The project aims to develop a technology capable of generating in space the energy virtually unlimited solar energy and bring it to Earth.
Harvesting solar energy in space and transmitting unlimited energy wirelessly to Earth through microwaves will give us energy availability unaffected by the weather or time of day. Solar energy could be continuously available anywhere on Earth.
Caltech statement
Space based Solar Power Project, unlimited solar energy from space
An undoubtedly ambitious project, which not surprisingly has been ongoing for years. It was 2013 when the first donation (from Donald and Brigitte Bren) started the initiative. Today SSPP is approaching a significant milestone: the test launch of a prototype. What will it do? Everything foreseen by the plan: it will collect sunlight and convert it into electricity, transferring it wirelessly into free space through radio frequency (RF).

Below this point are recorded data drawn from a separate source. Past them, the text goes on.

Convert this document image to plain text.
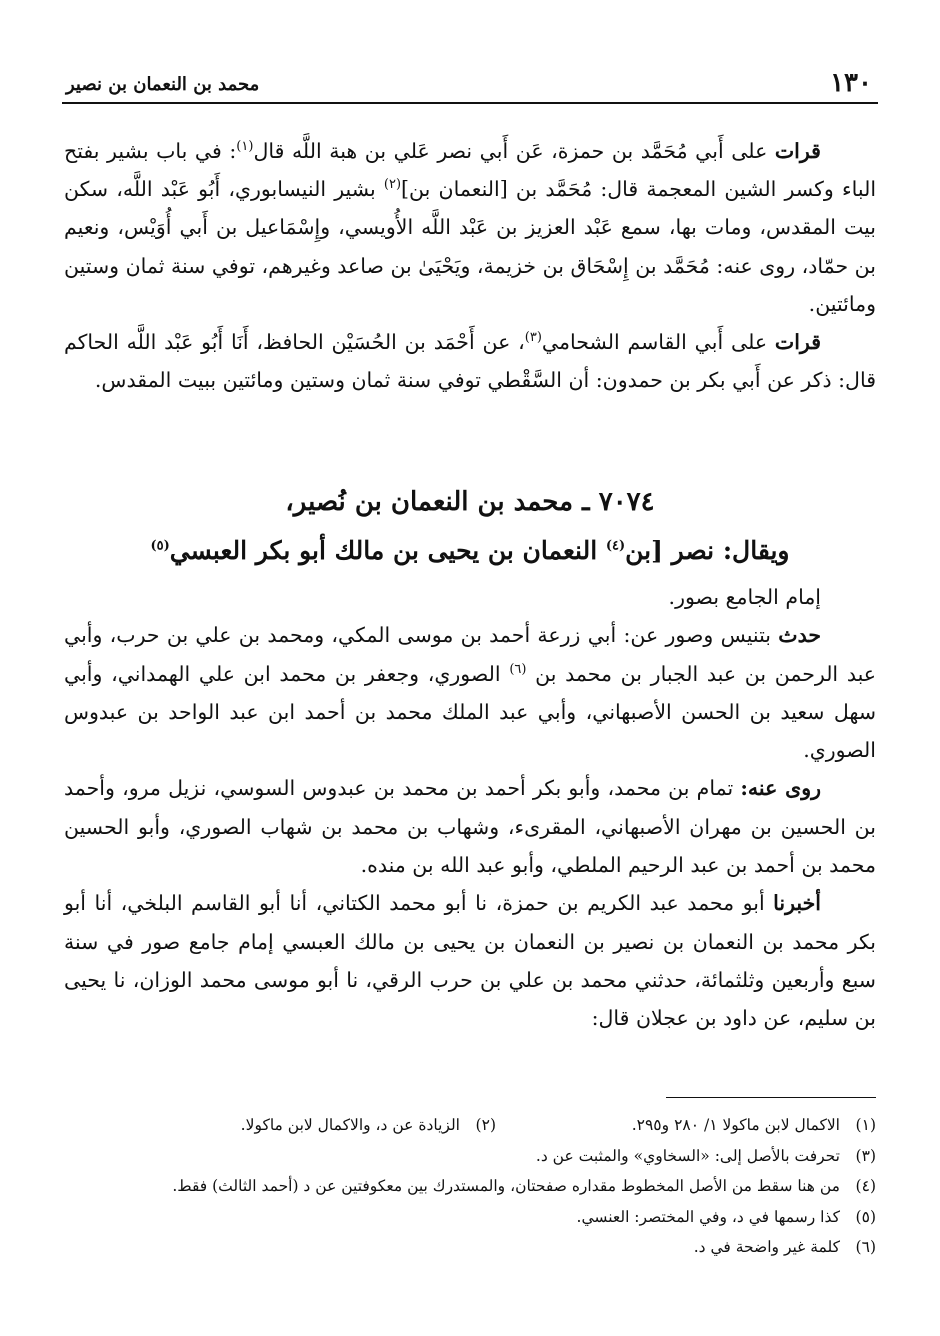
١٣٠
محمد بن النعمان بن نصير

قرات على أَبي مُحَمَّد بن حمزة، عَن أَبي نصر عَلي بن هبة اللَّه قال$^{(١)}$: في باب بشير بفتح الباء وكسر الشين المعجمة قال: مُحَمَّد بن [النعمان بن]$^{(٢)}$ بشير النيسابوري، أَبُو عَبْد اللَّه، سكن بيت المقدس، ومات بها، سمع عَبْد العزيز بن عَبْد اللَّه الأُويسي، وإِسْمَاعيل بن أَبي أُوَيْس، ونعيم بن حمّاد، روى عنه: مُحَمَّد بن إِسْحَاق بن خزيمة، ويَحْيَىٰ بن صاعد وغيرهم، توفي سنة ثمان وستين ومائتين.

قرات على أَبي القاسم الشحامي$^{(٣)}$، عن أَحْمَد بن الحُسَيْن الحافظ، أَنَا أَبُو عَبْد اللَّه الحاكم قال: ذكر عن أَبي بكر بن حمدون: أن السَّقْطي توفي سنة ثمان وستين ومائتين ببيت المقدس.

٧٠٧٤ ـ محمد بن النعمان بن نُصير،
ويقال: نصر [بن$^{(٤)}$ النعمان بن يحيى بن مالك أبو بكر العبسي$^{(٥)}$

إمام الجامع بصور.

حدث بتنيس وصور عن: أبي زرعة أحمد بن موسى المكي، ومحمد بن علي بن حرب، وأبي عبد الرحمن بن عبد الجبار بن محمد بن $^{(٦)}$ الصوري، وجعفر بن محمد ابن علي الهمداني، وأبي سهل سعيد بن الحسن الأصبهاني، وأبي عبد الملك محمد بن أحمد ابن عبد الواحد بن عبدوس الصوري.

روى عنه: تمام بن محمد، وأبو بكر أحمد بن محمد بن عبدوس السوسي، نزيل مرو، وأحمد بن الحسين بن مهران الأصبهاني، المقرىء، وشهاب بن محمد بن شهاب الصوري، وأبو الحسين محمد بن أحمد بن عبد الرحيم الملطي، وأبو عبد الله بن منده.

أخبرنا أبو محمد عبد الكريم بن حمزة، نا أبو محمد الكتاني، أنا أبو القاسم البلخي، أنا أبو بكر محمد بن النعمان بن نصير بن النعمان بن يحيى بن مالك العبسي إمام جامع صور في سنة سبع وأربعين وثلثمائة، حدثني محمد بن علي بن حرب الرقي، نا أبو موسى محمد الوزان، نا يحيى بن سليم، عن داود بن عجلان قال:

(١)الاكمال لابن ماكولا ١/ ٢٨٠ و٢٩٥.
(٢)الزيادة عن د، والاكمال لابن ماكولا.
(٣)
تحرفت بالأصل إلى: «السخاوي» والمثبت عن د.
(٤)
من هنا سقط من الأصل المخطوط مقداره صفحتان، والمستدرك بين معكوفتين عن د (أحمد الثالث) فقط.
(٥)
كذا رسمها في د، وفي المختصر: العنسي.
(٦)
كلمة غير واضحة في د.
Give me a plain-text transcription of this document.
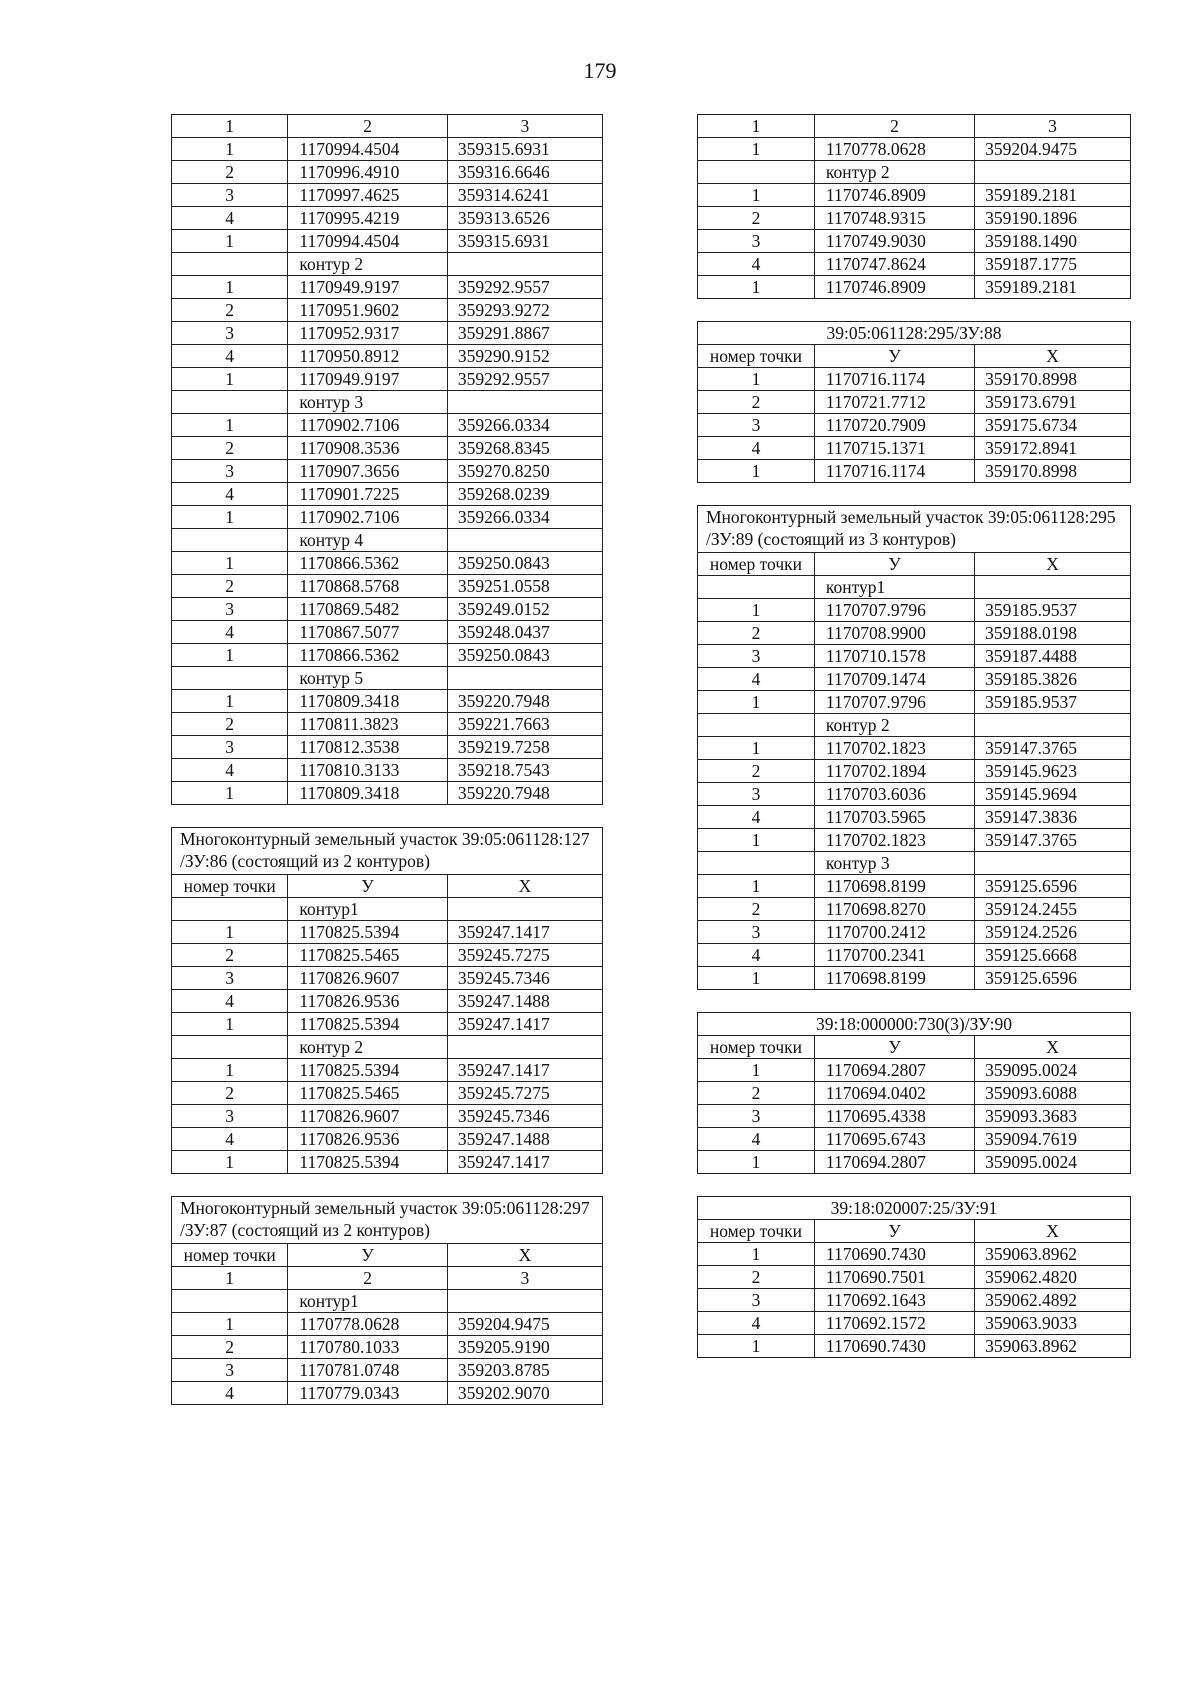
179
1	2	3
1	1170994.4504	359315.6931
2	1170996.4910	359316.6646
3	1170997.4625	359314.6241
4	1170995.4219	359313.6526
1	1170994.4504	359315.6931
	контур 2	
1	1170949.9197	359292.9557
2	1170951.9602	359293.9272
3	1170952.9317	359291.8867
4	1170950.8912	359290.9152
1	1170949.9197	359292.9557
	контур 3	
1	1170902.7106	359266.0334
2	1170908.3536	359268.8345
3	1170907.3656	359270.8250
4	1170901.7225	359268.0239
1	1170902.7106	359266.0334
	контур 4	
1	1170866.5362	359250.0843
2	1170868.5768	359251.0558
3	1170869.5482	359249.0152
4	1170867.5077	359248.0437
1	1170866.5362	359250.0843
	контур 5	
1	1170809.3418	359220.7948
2	1170811.3823	359221.7663
3	1170812.3538	359219.7258
4	1170810.3133	359218.7543
1	1170809.3418	359220.7948
Многоконтурный земельный участок 39:05:061128:127 /ЗУ:86 (состоящий из 2 контуров)		
номер точки	У	Х
	контур1	
1	1170825.5394	359247.1417
2	1170825.5465	359245.7275
3	1170826.9607	359245.7346
4	1170826.9536	359247.1488
1	1170825.5394	359247.1417
	контур 2	
1	1170825.5394	359247.1417
2	1170825.5465	359245.7275
3	1170826.9607	359245.7346
4	1170826.9536	359247.1488
1	1170825.5394	359247.1417
Многоконтурный земельный участок 39:05:061128:297 /ЗУ:87 (состоящий из 2 контуров)		
номер точки	У	Х
1	2	3
	контур1	
1	1170778.0628	359204.9475
2	1170780.1033	359205.9190
3	1170781.0748	359203.8785
4	1170779.0343	359202.9070
1	2	3
1	1170778.0628	359204.9475
	контур 2	
1	1170746.8909	359189.2181
2	1170748.9315	359190.1896
3	1170749.9030	359188.1490
4	1170747.8624	359187.1775
1	1170746.8909	359189.2181
39:05:061128:295/ЗУ:88		
номер точки	У	Х
1	1170716.1174	359170.8998
2	1170721.7712	359173.6791
3	1170720.7909	359175.6734
4	1170715.1371	359172.8941
1	1170716.1174	359170.8998
Многоконтурный земельный участок 39:05:061128:295 /ЗУ:89 (состоящий из 3 контуров)		
номер точки	У	Х
	контур1	
1	1170707.9796	359185.9537
2	1170708.9900	359188.0198
3	1170710.1578	359187.4488
4	1170709.1474	359185.3826
1	1170707.9796	359185.9537
	контур 2	
1	1170702.1823	359147.3765
2	1170702.1894	359145.9623
3	1170703.6036	359145.9694
4	1170703.5965	359147.3836
1	1170702.1823	359147.3765
	контур 3	
1	1170698.8199	359125.6596
2	1170698.8270	359124.2455
3	1170700.2412	359124.2526
4	1170700.2341	359125.6668
1	1170698.8199	359125.6596
39:18:000000:730(3)/ЗУ:90		
номер точки	У	Х
1	1170694.2807	359095.0024
2	1170694.0402	359093.6088
3	1170695.4338	359093.3683
4	1170695.6743	359094.7619
1	1170694.2807	359095.0024
39:18:020007:25/ЗУ:91		
номер точки	У	Х
1	1170690.7430	359063.8962
2	1170690.7501	359062.4820
3	1170692.1643	359062.4892
4	1170692.1572	359063.9033
1	1170690.7430	359063.8962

The idea emerges naturally from the current limitations of renewable energy.
Solar energy is ubiquitous on the surface, but not unlimited. It is subject to weather, season and time of day. Even under ideal circumstances, no solar panel can always operate at full capacity, so the main problem is to transfer and store energy in a smart grid.
In space it is possible
A solar panel in orbit can be exposed practically always to full sunlight, and without power reduction.
"This ambitious solar energy project from space is a transformative approach to the harvest of unlimited solar energy on a large scale“, says the SSPP researcher Harry Atwater since Press release of the launch made by Caltech.
The first test of the project will take place in early 2023. Prototypes with solar power generators and RF wireless energy transfer are expected to have a deployable structure approximately 1,8 meters by 1,8 meters (6 feet by 6 feet).
The problems to be faced in order to give unlimited energy to the planet
Currently, researchers are still working on ways to harvest enough energy. The second step will be to radiate that energy towards the surface in a way that doesn't lose most of it on the way down.
The final system is conceived as composed of several modules that can be deployed in flight in close formation and operate in synchrony with each other. Each module is several tens of meters on each side and the system can be built by adding more modules over time.
SSPP aims to produce a global supply of clean, unlimited, renewable solar energy at virtually rock bottom prices. Day and night.